Если в мире с собой и природой можно прожить всю отпущенную тебе жизнь, то в мире с людьми - дело иное. Революция, гражданская война и коллективизация не обошла стороной и этот далекий и глухой край. Моему деду, Владимиру Галлактионовичу, пришлось поучаствовать и в боях, причем по обе стороны "баррикад", и в послевоенном переустройстве своей деревни. Только личное счастье и везение позволили ему выйти из этой революционно-военной круговерти со сравнительно малыми потерями. Он был контужен, в следствии чего у него почти постоянно тряслась правая рука. Не обошел моих стариков и послевоенный передел "собственности". Что власть посчитала лишним, то было отобрано и национализировано. Но жизнь продолжалась. Рождались дети, одни из которых умирали во младенчестве из-за практически отсутствующей медицинской помощи, другие, преодолевая все хворобы и невзгоды, вырастали. Последнее оказалось справедливым и по отношению к моему отцу, Георгию Владимировичу, а также к его брату и трем сестрам.
Глава 2.
- Мальчик, ты чьих будешь? Как тебя звать, - спросила меня проходящая мимо женщина с граблями в руках.
--
Да Кокориных я, звать Володей - ответил я нехотя. Разговаривать совсем с незнакомыми людьми на улице, мне было непривычно и, как-то, не по себе.
--
На каникулы, наверно, приехал?, - продолжала она меня распрашивать.
--
Да., - односложно ответил я.
--
Ну, так мы Карповы, ваши соседи, Мишка у нас, заходи в гости.
--
Хорошо., - пообещал я.
Меня, вместе с моей сестренкой Лидой, действительно привезли родители на каникулы в деревню Ипатовку, к дедушке и бабушке. Когда я здесь был в последний раз, мне было года три, а то и меньше, и, конечно же, я ничего из того времени не помнил. Вся деревня - это одна улица, протяженностью около трех километров, расположенная вдоль реки Иксы. Из достижений цивилизации, на то время, в деревне имелись только радиоточки в домах. На всю деревню одно сельпо и один клуб. Клуб представлял собой деревянную избу, в которой один раз в неделю, по воскресеньям, приезжая передвижка крутило кино.

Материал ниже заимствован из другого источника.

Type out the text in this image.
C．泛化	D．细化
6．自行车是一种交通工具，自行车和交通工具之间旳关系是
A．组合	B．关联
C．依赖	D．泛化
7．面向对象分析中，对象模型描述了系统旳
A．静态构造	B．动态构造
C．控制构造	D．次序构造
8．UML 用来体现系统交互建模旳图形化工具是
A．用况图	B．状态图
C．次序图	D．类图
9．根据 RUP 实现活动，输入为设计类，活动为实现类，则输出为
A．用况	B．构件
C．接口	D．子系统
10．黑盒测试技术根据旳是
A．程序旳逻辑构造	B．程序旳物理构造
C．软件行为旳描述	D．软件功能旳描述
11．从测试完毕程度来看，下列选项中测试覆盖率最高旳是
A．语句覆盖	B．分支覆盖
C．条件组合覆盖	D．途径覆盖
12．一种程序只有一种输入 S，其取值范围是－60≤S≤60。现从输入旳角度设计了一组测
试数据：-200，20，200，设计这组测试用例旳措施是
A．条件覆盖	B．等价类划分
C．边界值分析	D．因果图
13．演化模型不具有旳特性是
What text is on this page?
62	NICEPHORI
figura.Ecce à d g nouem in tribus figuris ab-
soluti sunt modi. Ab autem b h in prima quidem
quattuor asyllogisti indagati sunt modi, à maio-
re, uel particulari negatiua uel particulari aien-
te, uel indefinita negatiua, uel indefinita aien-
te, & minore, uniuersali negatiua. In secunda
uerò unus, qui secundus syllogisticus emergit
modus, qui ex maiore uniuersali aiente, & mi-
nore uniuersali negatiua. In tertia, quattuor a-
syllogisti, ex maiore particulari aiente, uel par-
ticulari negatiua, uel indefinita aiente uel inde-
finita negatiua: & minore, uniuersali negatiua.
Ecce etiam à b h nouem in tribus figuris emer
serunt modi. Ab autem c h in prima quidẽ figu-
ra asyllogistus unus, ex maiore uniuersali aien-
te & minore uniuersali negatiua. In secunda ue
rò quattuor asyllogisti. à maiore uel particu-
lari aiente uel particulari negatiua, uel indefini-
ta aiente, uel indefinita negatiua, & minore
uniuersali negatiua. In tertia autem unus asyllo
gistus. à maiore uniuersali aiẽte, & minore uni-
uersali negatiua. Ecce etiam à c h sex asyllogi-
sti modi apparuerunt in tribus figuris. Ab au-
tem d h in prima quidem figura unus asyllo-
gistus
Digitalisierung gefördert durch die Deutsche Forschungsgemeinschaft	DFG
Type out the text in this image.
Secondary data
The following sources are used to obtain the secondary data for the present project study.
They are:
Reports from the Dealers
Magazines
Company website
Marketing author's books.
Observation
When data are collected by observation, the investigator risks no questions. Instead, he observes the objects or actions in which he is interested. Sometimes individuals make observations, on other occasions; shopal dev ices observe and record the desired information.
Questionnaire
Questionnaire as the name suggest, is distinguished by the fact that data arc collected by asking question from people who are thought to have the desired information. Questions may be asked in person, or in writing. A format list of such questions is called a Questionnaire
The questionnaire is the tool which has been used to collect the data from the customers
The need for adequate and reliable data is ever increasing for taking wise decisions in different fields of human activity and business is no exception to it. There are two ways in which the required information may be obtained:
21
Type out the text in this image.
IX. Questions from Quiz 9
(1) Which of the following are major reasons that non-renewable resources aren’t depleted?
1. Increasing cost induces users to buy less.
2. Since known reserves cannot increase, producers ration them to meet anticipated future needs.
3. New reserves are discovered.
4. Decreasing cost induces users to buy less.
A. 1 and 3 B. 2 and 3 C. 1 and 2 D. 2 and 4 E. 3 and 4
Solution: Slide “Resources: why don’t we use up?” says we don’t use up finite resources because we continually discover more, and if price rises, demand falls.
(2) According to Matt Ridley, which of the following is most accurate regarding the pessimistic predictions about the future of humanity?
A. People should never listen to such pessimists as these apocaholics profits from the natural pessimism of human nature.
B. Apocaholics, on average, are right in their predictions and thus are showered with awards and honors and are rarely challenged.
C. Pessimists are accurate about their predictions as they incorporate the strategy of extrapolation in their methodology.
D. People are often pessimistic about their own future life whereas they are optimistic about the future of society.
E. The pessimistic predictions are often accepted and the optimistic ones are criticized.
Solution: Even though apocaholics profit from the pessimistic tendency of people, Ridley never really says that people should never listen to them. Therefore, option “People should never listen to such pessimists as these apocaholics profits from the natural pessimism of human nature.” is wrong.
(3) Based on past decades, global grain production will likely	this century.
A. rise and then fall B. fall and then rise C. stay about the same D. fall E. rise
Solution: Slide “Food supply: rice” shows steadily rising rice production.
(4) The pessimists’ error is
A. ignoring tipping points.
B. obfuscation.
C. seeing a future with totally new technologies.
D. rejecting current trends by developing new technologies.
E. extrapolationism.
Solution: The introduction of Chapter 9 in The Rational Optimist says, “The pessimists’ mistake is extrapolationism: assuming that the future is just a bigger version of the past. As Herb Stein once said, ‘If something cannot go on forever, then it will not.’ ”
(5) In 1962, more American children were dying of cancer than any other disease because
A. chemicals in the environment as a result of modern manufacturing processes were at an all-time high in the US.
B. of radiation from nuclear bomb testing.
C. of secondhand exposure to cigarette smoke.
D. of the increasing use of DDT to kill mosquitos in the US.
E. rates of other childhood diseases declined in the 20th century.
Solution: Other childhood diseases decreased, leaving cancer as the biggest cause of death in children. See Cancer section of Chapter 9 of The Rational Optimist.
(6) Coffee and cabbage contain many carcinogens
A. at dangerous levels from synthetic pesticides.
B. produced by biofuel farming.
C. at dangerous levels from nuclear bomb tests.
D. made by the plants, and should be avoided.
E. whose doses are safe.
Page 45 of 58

Поскольку для меня с сестрой поездка в деревню была первым большим путешествием, дорога в деревню мне довольно хорошо запомнилась. Из Томска - областного центра, до Бакчара, один раз в сутки шел рейсовый автобус. В этом, чрезмерно переполненном народом и вещами, душном транспорте, по летней жаркой и пыльной дороге, нам нужно было проехать 250 км до деревни Плотниково, преодолев при этом, на пароме, естественную водную преграду - реку Обь. Затем, по проселочной дороге еще 25 км до Ипатовки. Подъезжая к Шегарке, месту паромной переправы, водитель автобуса заявил, что автобус неисправен и, скорее всего, дальше не пойдет. В народе стала нарастать легкая паника. Следующий автобус пойдет только через сутки и, скорее всего, будет переполнен также как и наш. Оказалось, что в автобусе подтекает топливный бак, и бензин потихоньку вытекает наружу. Сидеть и ждать "у моря погоды" никому не хотелось. Поэтому женская часть пассажиров начала просто упрашивать водителя устранить неисправность, "давя", при этом, на жалость. Мужская, вдруг резко ставшая в своем основном большинстве специалистами по устранению течи именно в топливных баках, с матюками, полезла под машину, помогать водителю. Как бы то ни было, но мы продолжили путь, и, уже без приключений добрались до Плотниково.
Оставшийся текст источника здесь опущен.